Em comício eleitoral de apoio à candidata Dilma Rousseff (PT), em Guarulhos, o presidente Luiz Inácio Lula da Silva criticou o uso eleitoral do quebra de sigilo de políticos tucanos pela campanha do candidato do PSDB, José Serra. Para o presidente, a exploração do caso, que colocou a filha de Serra, Verônica, como uma das vítimas do vazamento, é jogo "rasteiro" da oposição.

"O bicho anda com uma raiva eu não sei de quem. O programa está pesado, está baixando o nível, está rasteiro. É próprio de quem não sabe nadar, cai na água e fica se debatendo até morrer afogado", disse o presidente ao comentar a propaganda eleitoral de Serra, que nos últimos dias passou a criticar a quebra de sigilo de sua filha na TV. "Ninguém precisa tentar transformar a família em vítima. Cade esse tal de sigilo que não apareceu até agora? Cade esse vazamento? Mentira tem perna curta", questionou.

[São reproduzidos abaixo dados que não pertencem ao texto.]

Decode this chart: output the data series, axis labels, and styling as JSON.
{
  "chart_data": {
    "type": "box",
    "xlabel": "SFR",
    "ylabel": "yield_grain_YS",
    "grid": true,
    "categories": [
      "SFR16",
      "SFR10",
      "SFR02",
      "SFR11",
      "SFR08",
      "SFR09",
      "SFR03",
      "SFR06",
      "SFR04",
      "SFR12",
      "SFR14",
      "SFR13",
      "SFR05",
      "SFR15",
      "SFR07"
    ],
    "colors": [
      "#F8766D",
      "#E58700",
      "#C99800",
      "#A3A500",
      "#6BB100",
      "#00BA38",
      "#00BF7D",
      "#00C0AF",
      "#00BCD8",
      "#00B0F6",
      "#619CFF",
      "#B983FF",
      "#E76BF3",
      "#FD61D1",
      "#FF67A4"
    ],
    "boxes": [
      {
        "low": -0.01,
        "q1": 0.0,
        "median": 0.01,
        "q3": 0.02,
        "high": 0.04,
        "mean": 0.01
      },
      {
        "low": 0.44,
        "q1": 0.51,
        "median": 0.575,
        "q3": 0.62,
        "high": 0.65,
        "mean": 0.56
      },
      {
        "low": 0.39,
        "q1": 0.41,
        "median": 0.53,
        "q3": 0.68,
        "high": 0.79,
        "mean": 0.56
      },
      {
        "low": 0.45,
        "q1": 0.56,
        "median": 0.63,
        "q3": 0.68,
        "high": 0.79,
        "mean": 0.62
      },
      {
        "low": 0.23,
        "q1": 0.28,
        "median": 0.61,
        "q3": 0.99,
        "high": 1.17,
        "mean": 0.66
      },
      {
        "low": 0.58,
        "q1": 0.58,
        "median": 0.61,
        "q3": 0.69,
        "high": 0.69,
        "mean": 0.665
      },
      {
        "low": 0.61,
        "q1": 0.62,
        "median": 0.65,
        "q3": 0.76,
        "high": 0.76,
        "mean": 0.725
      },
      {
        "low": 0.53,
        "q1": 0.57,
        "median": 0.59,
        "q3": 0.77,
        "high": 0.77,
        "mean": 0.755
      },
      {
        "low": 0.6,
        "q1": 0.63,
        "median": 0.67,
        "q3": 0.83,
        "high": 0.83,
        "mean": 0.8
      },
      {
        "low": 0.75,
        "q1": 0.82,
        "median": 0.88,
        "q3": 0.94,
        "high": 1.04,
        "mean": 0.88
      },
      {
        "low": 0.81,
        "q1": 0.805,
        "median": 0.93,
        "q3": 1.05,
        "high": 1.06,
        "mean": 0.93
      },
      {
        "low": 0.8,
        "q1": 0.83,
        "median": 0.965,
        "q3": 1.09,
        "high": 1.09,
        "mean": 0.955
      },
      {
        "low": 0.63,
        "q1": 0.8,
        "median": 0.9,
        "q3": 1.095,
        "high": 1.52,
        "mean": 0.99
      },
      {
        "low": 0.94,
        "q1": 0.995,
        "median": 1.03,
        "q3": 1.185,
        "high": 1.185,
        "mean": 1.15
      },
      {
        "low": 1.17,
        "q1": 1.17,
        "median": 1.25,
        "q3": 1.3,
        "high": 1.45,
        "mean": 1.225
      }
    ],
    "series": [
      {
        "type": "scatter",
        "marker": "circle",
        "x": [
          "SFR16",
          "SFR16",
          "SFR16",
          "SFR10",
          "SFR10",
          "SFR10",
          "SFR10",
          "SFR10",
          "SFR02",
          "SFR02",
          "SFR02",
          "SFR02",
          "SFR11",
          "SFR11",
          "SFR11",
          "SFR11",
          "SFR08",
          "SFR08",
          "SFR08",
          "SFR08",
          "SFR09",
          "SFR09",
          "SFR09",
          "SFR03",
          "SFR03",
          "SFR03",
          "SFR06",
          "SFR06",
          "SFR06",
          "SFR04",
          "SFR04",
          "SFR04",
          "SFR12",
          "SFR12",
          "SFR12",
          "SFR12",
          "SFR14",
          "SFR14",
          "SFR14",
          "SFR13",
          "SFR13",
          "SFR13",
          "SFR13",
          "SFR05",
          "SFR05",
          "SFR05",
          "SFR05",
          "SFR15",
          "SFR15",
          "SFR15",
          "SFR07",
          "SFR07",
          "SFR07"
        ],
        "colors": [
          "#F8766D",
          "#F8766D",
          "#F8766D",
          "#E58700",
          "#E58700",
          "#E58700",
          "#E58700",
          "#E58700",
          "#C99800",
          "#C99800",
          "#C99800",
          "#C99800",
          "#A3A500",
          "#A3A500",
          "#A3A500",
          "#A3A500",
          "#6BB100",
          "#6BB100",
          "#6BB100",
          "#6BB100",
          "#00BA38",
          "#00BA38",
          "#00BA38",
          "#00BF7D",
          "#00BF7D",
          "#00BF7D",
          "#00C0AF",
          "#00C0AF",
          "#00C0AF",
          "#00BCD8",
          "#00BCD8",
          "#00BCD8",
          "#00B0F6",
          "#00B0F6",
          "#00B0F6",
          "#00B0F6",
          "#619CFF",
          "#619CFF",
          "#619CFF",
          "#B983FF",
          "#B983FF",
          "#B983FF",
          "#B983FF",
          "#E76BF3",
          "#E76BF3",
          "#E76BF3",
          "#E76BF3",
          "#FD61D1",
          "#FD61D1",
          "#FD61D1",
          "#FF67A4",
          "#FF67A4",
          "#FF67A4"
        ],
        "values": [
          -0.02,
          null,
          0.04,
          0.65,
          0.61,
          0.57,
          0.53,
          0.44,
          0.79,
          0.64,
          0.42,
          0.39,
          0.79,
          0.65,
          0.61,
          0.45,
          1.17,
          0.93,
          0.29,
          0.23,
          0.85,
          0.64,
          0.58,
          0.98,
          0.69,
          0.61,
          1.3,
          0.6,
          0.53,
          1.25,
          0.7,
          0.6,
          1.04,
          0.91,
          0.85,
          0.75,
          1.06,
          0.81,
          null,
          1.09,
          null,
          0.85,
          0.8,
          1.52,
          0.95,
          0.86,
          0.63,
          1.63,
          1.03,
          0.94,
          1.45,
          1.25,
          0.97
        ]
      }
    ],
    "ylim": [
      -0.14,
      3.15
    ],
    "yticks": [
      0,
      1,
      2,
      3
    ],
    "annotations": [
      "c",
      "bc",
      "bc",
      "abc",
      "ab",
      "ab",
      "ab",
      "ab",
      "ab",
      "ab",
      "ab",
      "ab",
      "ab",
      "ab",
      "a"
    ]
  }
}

Lula disse ainda que quando os adversários começam a procurar culpados para seu próprio fracasso, é "evidente" que a campanha não vai bem. Para o presidente, a "loucura" dos tucanos é o êxito de seu próprio governo, liderado por um torneiro mecânico.

"É por isso que nosso adversário está nervoso, mas o importante é que o povo não gosta de ligar a televisão e ver gente nervosa", ironizou.

O discurso foi marcado por uma mudança de tom do presidente, que voltou a pedir votos para Dilma e para o candidato do PT ao governo de São Paulo, Aloizio Mercadante. Nos comícios anteriores, os petistas já tratavam Dilma como eleita no primeiro turno.

Avó. Dilma não compareceu a comício, pois estaria em Porto Alegre para acompanhar o nascimento de neto. O ato com a presença do presidente Lula foi divulgado na última quinta-feira, pela assessoria de Dilma, e mencionava a participação da presidenciável. A ausência da candidata foi justificada pelo mestre de cerimônia do evento como uma "causa lindíssima", de uma "mãe dedicada".

A candidata do PT ao Senado por São Paulo, Marta Suplicy, também criticou o uso do caso pela campanha de Serra. "Quem está na frente tem que estar blindado", disse, acrescentando que os paulistas, que eram chamados de conservadores, vão votar no PT e eleger Dilma e Mercadante.